Commercial CODECs can not be directly applied to the full image with more than three dimensions. We could use such a CODEC to independently compress the data block by block, which completely loses the contextual information. Consequently, such fragmentation leads to a noticeable deterioration in the quality of the resulting compressed images. Conversely, the biggest challenge faced by partition-free methods, such as SIREN, is the issue of underfitting, which arises when a limited number of parameters is used to model a vast data space. This motivated us to enhance the expressiveness of the network using better optimization strategies, adopting learned optimizers to overcome the gradient stagnation. We demonstrate the applicability of INIF in five-dimensional (5D) microscopy images, with the volumetric mouse organoids imaged with dual oblique plane microscopy^29^ over time. The 5D movies showcased the growth of mouse organoids. The primary objective of this dataset is to discern the 3D dynamics in the membrane and DNA channels over time during mitosis. It is crucial to maintain the cellular shape and count even after compression. Upon analyzing the results obtained under a target CR of 256 (Fig. 4), we have observed that controlling the final CR of HEVC is challenging due to the need to align numerous individual compression processes. The boundaries between cells in decompressed images using HEVC have become indistinguishable, thereby obscuring the precise localization and 3D structure of cells within the organoid. The results from SIREN exhibit visible alterations in granular structures in the membrane and DNA. By contrast, INIF not only maintains a stable CR but also preserves an exceptional level of detail. This preservation enables clear differentiation of individual cell outlines using just one single INR network.
Application-appropriate guidance with adjustable objective
The compression process in INIF can be extended with additional guidance according to specific downstream tasks or requirements. The guidance is achieved via optimization with task-specific loss. In this section, we demonstrate two different application-appropriate guidance examples: one example where we aim to optimize the compression to maintain the accuracy in a downstream segmentation task, and another example where we aim to reduce the noisy signals in the process of compression.
Automatic image segmentation is a common downstream task in quantitative biology studies.

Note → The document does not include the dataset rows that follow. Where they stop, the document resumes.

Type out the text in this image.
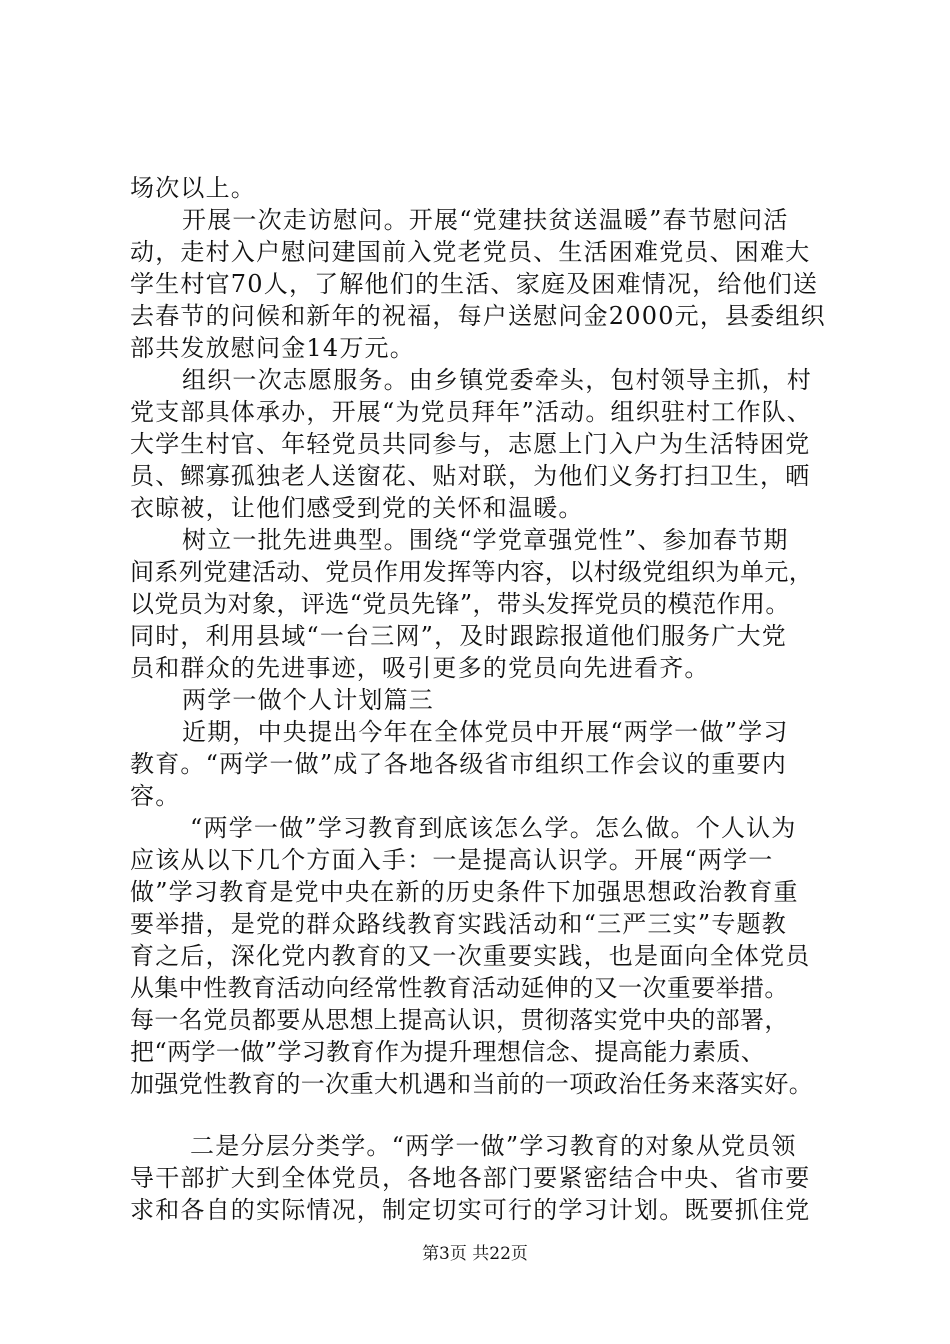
场次以上。
开展一次走访慰问。开展“党建扶贫送温暖”春节慰问活
动，走村入户慰问建国前入党老党员、生活困难党员、困难大
学生村官70人，了解他们的生活、家庭及困难情况，给他们送
去春节的问候和新年的祝福，每户送慰问金2000元，县委组织
部共发放慰问金14万元。
组织一次志愿服务。由乡镇党委牵头，包村领导主抓，村
党支部具体承办，开展“为党员拜年”活动。组织驻村工作队、
大学生村官、年轻党员共同参与，志愿上门入户为生活特困党
员、鳏寡孤独老人送窗花、贴对联，为他们义务打扫卫生，晒
衣晾被，让他们感受到党的关怀和温暖。
树立一批先进典型。围绕“学党章强党性”、参加春节期
间系列党建活动、党员作用发挥等内容，以村级党组织为单元，
以党员为对象，评选“党员先锋”，带头发挥党员的模范作用。
同时，利用县域“一台三网”，及时跟踪报道他们服务广大党
员和群众的先进事迹，吸引更多的党员向先进看齐。
两学一做个人计划篇三
近期，中央提出今年在全体党员中开展“两学一做”学习
教育。“两学一做”成了各地各级省市组织工作会议的重要内
容。
“两学一做”学习教育到底该怎么学。怎么做。个人认为
应该从以下几个方面入手：一是提高认识学。开展“两学一
做”学习教育是党中央在新的历史条件下加强思想政治教育重
要举措，是党的群众路线教育实践活动和“三严三实”专题教
育之后，深化党内教育的又一次重要实践，也是面向全体党员
从集中性教育活动向经常性教育活动延伸的又一次重要举措。
每一名党员都要从思想上提高认识，贯彻落实党中央的部署，
把“两学一做”学习教育作为提升理想信念、提高能力素质、
加强党性教育的一次重大机遇和当前的一项政治任务来落实好。
二是分层分类学。“两学一做”学习教育的对象从党员领
导干部扩大到全体党员，各地各部门要紧密结合中央、省市要
求和各自的实际情况，制定切实可行的学习计划。既要抓住党
第3页 共22页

We hypothesize that making the compression process aware of the specific downstream segmentation task could help preserve critical—and potentially very subtle—information necessary for accurate segmentation, even if that information is not essential for visualization. For demonstration, we tested the compression on 3D confocal microscopy (100×) of Troponin I Type 1 (TNNI1) in cardiomyocytes^30^ (see ‘TNNI1-stained hiPS cell 3D data’ section in Methods). TNNI1 displays a distinct filamentous morphology with striped patterns. As shown in Fig. 5, across various decompressed outcomes using INIF, HEVC and SIREN techniques, the overall filamentous shape can be preserved, but with very different performance in preserving the striped patterns. For example, SIREN tends to produce excessively smoothed images that lack these finer details, while the HEVC approach introduces a substantial amount of noise into the output. By contrast, INIF effectively retains the striped patterns to permit further sarcomere analysis^31^. This is further supported by segmentation results on the decompressed images, where INIF achieved balanced performance with minimal false positives and false negatives.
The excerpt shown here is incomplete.